Dread Pirate Roberts 2 sentenced

A British cybercriminal and drug dealer has been jailed for more than five years for his role in creating a rebooted version of the notorious dark web marketplace, Silk Road.

Thomas White, 24, from Liverpool, was jailed for a total of five years and four months at a hearing at Liverpool Crown Court after confessing to a variety of offences.

He admitted facilitating drug dealing on the new Silk Road 2.0 website as well as supplying class A drugs, money laundering, and possession of child abuse material on an encrypted laptop seized at his home.

Silk Road 2.0 – much like its darknet predecessor – allowed anonymous users to buy and sell drugs or to trade other illicit goods and services, all payable in digital currencies.
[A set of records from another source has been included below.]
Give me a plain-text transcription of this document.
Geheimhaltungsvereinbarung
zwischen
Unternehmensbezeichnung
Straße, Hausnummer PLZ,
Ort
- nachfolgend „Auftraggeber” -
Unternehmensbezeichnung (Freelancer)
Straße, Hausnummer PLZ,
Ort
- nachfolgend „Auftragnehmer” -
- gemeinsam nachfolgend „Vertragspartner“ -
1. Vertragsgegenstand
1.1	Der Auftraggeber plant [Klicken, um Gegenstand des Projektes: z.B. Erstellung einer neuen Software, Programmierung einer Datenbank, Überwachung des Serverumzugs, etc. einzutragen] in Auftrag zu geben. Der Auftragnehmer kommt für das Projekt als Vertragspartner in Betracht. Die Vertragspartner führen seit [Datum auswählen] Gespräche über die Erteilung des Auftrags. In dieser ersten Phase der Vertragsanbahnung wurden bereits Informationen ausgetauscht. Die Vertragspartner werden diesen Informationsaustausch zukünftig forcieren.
White worked on the security of the initial Silk Road before working with others to resurrect the site following an FBI takedown in October 2013.

The closure of the original Silk Road led to the arrest and jailing of its founder Ross Ulbrich (aka ‘Dread Pirate Roberts’).

In taking on Ulbrich’s mantle, White – who called himself Dread Pirate Roberts 2, and used the online handle StExo – made a number of OpSec mistakes that led to his arrest in November 2014, following an investigation led by the UK’s National Crime Agency.

A statement by prosecutors explains that parcels sent to StExo were delivered to White’s home address in Liverpool or a rented mailbox.

Backup copies of Silk Road were found on an encrypted laptop seized from White’s flat, along with a bitcoin wallet tied to money laundering and drug dealing transactions that had taken place on the original Silk Road.

White is not the first, or even the most senior, party to be convicted for administering Silk Road 2.0. US citizen Brian Farrel (aka DoctorClu) was sentenced to eight years in prison back in 2016.

Blake Benthall, from San Francisco, the alleged kingpin of Silk Road 2.0 under the pseudonym ‘Defcon’, was also arrested by the FBI as part of Operation Onymous.